Estar sempre próximos (mesmo que virtualmente) dos nossos amigos alimenta nossa alma!
Fica aqui o incentivo pra todo mundo cuidar com muito carinho das amizades que valem a pena!
Sabrina, obrigada pelo comentário.
Concordo com você que precisamos sempre cuidar dessas amizades tão valiosas!

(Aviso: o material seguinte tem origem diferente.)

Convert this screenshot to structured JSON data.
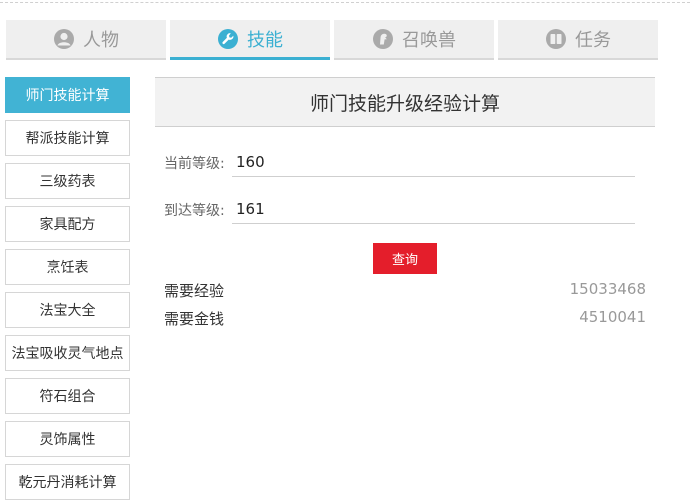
{
  "tabs": [
    {
      "label": "人物",
      "icon": "person-icon"
    },
    {
      "label": "技能",
      "icon": "wrench-icon"
    },
    {
      "label": "召唤兽",
      "icon": "pet-icon"
    },
    {
      "label": "任务",
      "icon": "book-icon"
    }
  ],
  "active_tab": 1,
  "accent_color": "#41b3d4",
  "button_color": "#e41e2b",
  "sidebar": {
    "items": [
      {
        "label": "师门技能计算"
      },
      {
        "label": "帮派技能计算"
      },
      {
        "label": "三级药表"
      },
      {
        "label": "家具配方"
      },
      {
        "label": "烹饪表"
      },
      {
        "label": "法宝大全"
      },
      {
        "label": "法宝吸收灵气地点"
      },
      {
        "label": "符石组合"
      },
      {
        "label": "灵饰属性"
      },
      {
        "label": "乾元丹消耗计算"
      }
    ],
    "active_index": 0
  },
  "panel": {
    "title": "师门技能升级经验计算",
    "current_level_label": "当前等级:",
    "current_level_value": "160",
    "target_level_label": "到达等级:",
    "target_level_value": "161",
    "query_button": "查询",
    "results": [
      {
        "label": "需要经验",
        "value": "15033468"
      },
      {
        "label": "需要金钱",
        "value": "4510041"
      }
    ]
  }
}
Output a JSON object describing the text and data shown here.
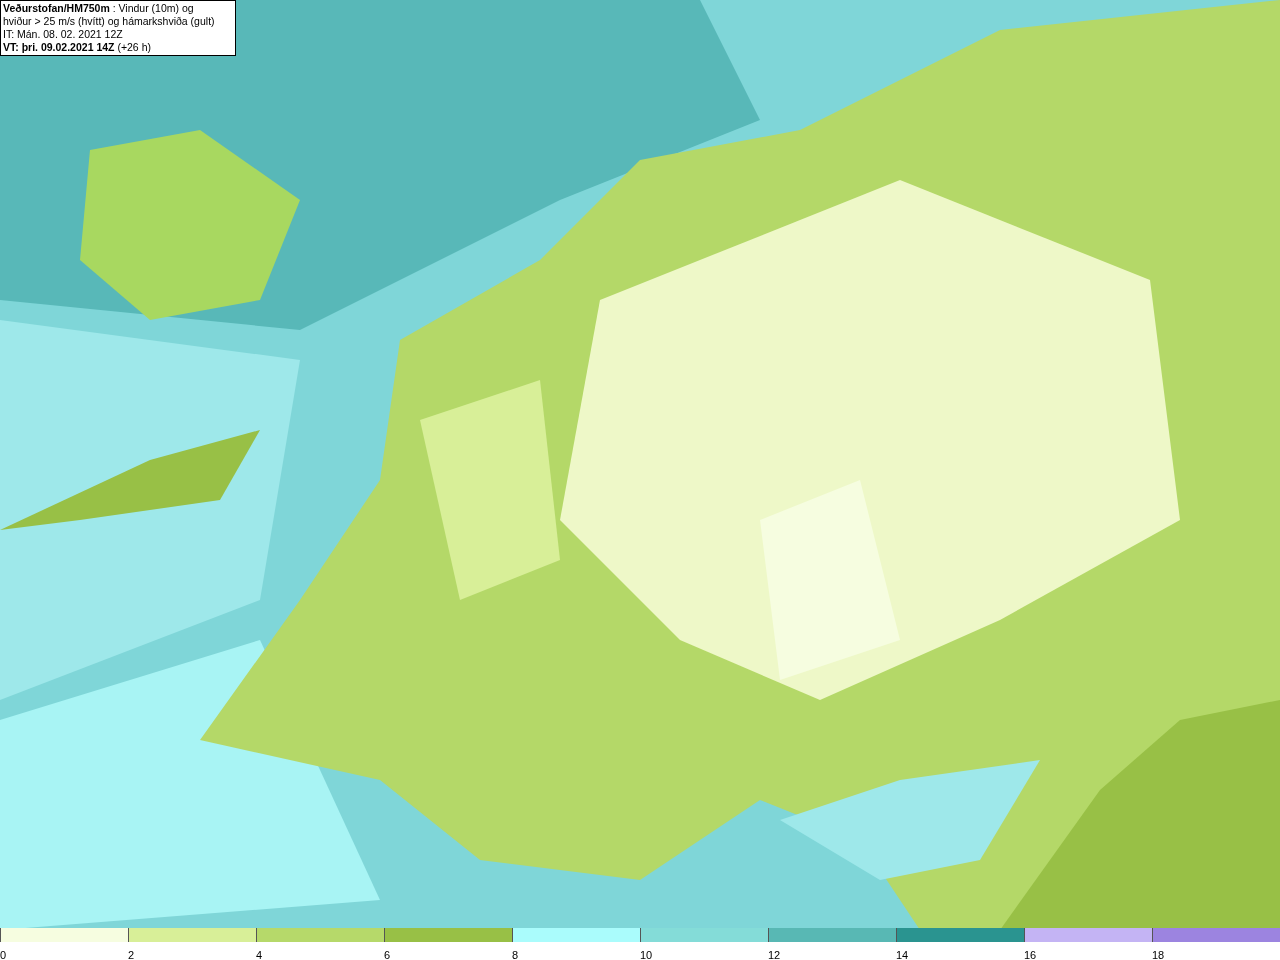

Ainda mais nessa época de distanciamento social, os amigos são mais necessários que nunca.
Abraços!
Cara, como é bom ler essas suas crônicas!! Elas sempre me remetem à lembranças que os porões da memória guardam… Me fez recordar dos anos que morei num pensionato em Ribs, com vinte e cinco mulheres, vindas de todo canto desse Brasilzão… cariocas, baianas, mineiras, goianas, mato-grossenses… O objetivo também era estudar muito, mas confesso que o tempo era gasto muito mais rindo com as traquinagens… Oh turma animada!! Saudades demais.
Sorte a sua em ter mantido laços; de todas somente uma Amiga se mantém; algumas partiram pro andar de cima e as demais se perderam por este mundão…
É a Vida que se bem vivida merece, e muito, ser lembrada!
Valeu, Naty! Manda mais!
😆😆
Ô, querida, obrigada pelo comentário!
Essa época da vida é muito boa, traz saudades mesmo. Creio que as Amigas que ficaram sempre foram as mais importantes. Também tive muitas que perdi o contato.
Em breve terão mais textos meus disponíveis.
Abraços e boa semana.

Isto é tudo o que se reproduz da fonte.